Before he authored legal memos related to the Obama administration's targeted killing program, David Barron joined a group of left-leaning legal scholars and endorsed a statement of principles urging more transparency from the very office now withholding his work from the public.
"David Barron is highly qualified, but as one of the authors of the Anwar al-Awlaki opinion, Barron's nomination understandably raises key questions about the administration's legal justification for the targeted killing of Americans and about its year-old pledge of greater transparency," Colorado Democratic Senator Mark Udall said in a statement to msnbc Monday evening. "As such, the White House should comply with the 2nd Circuit Court of Appeal's order to release its redacted legal justification for killing a U.S. citizen. Unless the White House complies, I cannot support David Barron's nomination."

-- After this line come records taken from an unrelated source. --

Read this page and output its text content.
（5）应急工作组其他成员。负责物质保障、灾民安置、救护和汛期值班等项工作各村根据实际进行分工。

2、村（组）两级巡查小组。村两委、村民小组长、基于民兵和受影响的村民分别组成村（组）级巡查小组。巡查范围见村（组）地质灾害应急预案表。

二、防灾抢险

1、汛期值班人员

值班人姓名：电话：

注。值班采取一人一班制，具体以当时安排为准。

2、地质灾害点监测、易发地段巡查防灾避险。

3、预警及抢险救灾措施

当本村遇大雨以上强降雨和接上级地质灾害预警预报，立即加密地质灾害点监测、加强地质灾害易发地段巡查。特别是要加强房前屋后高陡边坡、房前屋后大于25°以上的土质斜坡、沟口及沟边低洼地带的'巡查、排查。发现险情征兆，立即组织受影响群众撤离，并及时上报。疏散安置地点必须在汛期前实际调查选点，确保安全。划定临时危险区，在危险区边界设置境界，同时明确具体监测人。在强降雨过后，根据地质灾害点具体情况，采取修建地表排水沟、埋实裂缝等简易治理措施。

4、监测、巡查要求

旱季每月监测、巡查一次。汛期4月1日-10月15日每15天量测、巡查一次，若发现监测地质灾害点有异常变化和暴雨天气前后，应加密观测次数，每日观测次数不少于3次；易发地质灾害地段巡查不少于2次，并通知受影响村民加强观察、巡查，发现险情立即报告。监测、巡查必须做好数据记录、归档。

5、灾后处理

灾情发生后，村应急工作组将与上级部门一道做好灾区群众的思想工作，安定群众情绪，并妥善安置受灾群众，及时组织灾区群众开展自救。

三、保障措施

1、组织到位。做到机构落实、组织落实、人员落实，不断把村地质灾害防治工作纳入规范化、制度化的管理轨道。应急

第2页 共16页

Last week Kentucky Republican Senator Rand Paul sent Senate Majority Leader Harry Reid a letter saying he would attempt to block Barron's nomination from coming to a vote until the administration complied with that order. Monday, the ACLU sent a letter to all Senators in the chamber urging them not to vote on the Barron nomination until they see more information about the targeted killing program.
Senate Democrats abolished the filibuster late last year and they retain a five-seat majority in the chamber. Even a small number of Democratic defections could tip the balance. In a statement to msnbc Monday, Democratic Oregon Senator Ron Wyden -- who has been a frequent critic of Obama national security policies -- did not commit to opposing Barron’s nomination but said that “These memos need to be shared with the public, and the important questions that they failed to address must be answered.”
Senators themselves did not get to see the controversial legal memos until 2013, after several Senators threatened to block the nomination of John Brennan to be director of the CIA. Only members of the Senate intelligence and judiciary committees were given access to the memos, most of the Senators who would vote on Barron's nomination have not seen what is arguably his most consequential legal work.
The introduction to the 2006 document was written by Dawn Johnsen, a prominent critic of the Bush administration's war on terror whose nomination to head the Justice Department's office of legal counsel was derailed by Senate Republicans over her opposition to torture.